Juan Espinoza, MD, FAAP

In my practice at Children’s Hospital of Los Angeles (CHLA), I work with kids of all ages who are sick and scared. I talk to their equally worried and frightened families about how to engage with their son or daughter, calm them, support their recovery. The last thing either these children or their parents want to see is a needle or a laundry list of medications to manage their illness, disease, stress. It’s up to me as their physician, that person to whom they trust their children’s lives and well-being, to find a way to alleviate those concerns by offering options to treatment that are non-invasive and comforting.

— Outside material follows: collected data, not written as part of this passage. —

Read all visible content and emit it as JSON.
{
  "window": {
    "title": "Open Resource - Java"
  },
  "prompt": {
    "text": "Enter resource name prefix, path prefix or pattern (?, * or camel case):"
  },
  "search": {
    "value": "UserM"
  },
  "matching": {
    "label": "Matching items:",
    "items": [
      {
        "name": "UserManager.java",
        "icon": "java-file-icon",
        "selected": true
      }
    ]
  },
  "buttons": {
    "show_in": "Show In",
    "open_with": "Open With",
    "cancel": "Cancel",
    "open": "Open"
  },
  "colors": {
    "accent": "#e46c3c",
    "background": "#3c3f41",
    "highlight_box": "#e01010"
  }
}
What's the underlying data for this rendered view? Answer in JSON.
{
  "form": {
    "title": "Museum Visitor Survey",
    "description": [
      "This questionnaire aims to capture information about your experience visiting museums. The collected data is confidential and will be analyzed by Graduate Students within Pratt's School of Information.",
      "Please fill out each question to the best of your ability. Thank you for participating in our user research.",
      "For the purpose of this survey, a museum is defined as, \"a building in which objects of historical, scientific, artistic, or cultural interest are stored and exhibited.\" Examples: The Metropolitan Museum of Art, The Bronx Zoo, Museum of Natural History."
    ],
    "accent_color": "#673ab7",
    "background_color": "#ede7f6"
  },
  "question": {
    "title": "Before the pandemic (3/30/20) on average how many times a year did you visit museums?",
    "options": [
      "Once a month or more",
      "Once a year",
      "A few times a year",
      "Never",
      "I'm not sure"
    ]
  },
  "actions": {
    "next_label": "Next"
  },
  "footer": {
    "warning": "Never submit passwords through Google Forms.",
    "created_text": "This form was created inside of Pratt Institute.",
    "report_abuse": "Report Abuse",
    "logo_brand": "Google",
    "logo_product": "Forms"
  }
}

Technologies, not pharmacies 

I’m a big believer in the benefits of the new technologies out there as a way to research, of course, but also to heal. For the last few years, I have been incorporating Fitbits as a part of clinical trials into managing and diffusing childhood obesity. Not so much to track activity, but because the team with whom I work believes wearables enhance our structured multidisciplinary eight-week program meant to stave the disease — we provided wearables to different groups and requested they join us to record progress over the course of eight-weeks. Our focus groups were children between the ages of 7 to 18 who would wear the Fitbits, provided by us, to monitor activity to alleviate the need for self-monitoring and due to our belief that it is a more accurate record of PA (physical activity). In one group, the control group, our youth patients wore nothing and engaged with monitoring and managing their weight on the honor system — this was our control. In the other group, our intervention group, we provided Fitbits to both the kids and the parents to engage them in the process more intimately and actively. Our hypothesis was that not only would wearables encourage and reinforce better weight management through exercise and eating, but that when parents and the family as a whole are  involved in the process, the results would be  more successful due to the support provided.

 

Yes, I know it sounds like a lot, but as we watched, we discovered the latter to be true. If you’ve ever attempted a diet or training schedule, you’ve discovered how beneficial it is to have a support system who  knows what your goals are and can encourage you towards them. The family structure and interaction is key to how our pediatric patients act and their routines. To change that behavior requires the backing of those who provide the opportunities for that change and when parents can see for themselves what is being recorded for their children as well as themselves, it prompts them to be more involved and work together toward the common goal of lowering BMI and raising energy and activity levels.

 

But that’s obesity and it’s obvious from what we all know about activity tracking wearables, the  goal of this technology is to be an asset in encouraging more PA. What I discovered in the midst of this were the added benefits of these wearables in supporting better sleep and rest.

Weight and sleep

Lack of sleep in children is revealed differently than in adults. You know the term, “slap happy?” That’s what happens to a kid who’s not sleeping. Tantrums, hyperactivity, spinning out — those are all signs a child is overtired and needs his or her rest. Severe weight gain is also a byproduct of lack of sleep and in using wearables to monitor activity and support a healthier lifestyle, I found that the Fitbit is also a good companion for tracking and modifying sleep patterns.

 

A 2014 study was conducted by MassGeneral Hospital for Children that looked into the effects of chronic sleep deprivation in kids. The results, published in Pediatrics, revealed that researchers learned that children most impacted by chronic sleep deprivation had the highest weight and body mass index across the board. It also showed that kids who were most consistently suffering from lack of sleep came from racial and ethnic minority backgrounds with less education and lower income. However, the relationship between lack of sleep and obesity doesn’t change. A child who is sleep deprived, no matter who they are or where they come from, is most at risk for obesity.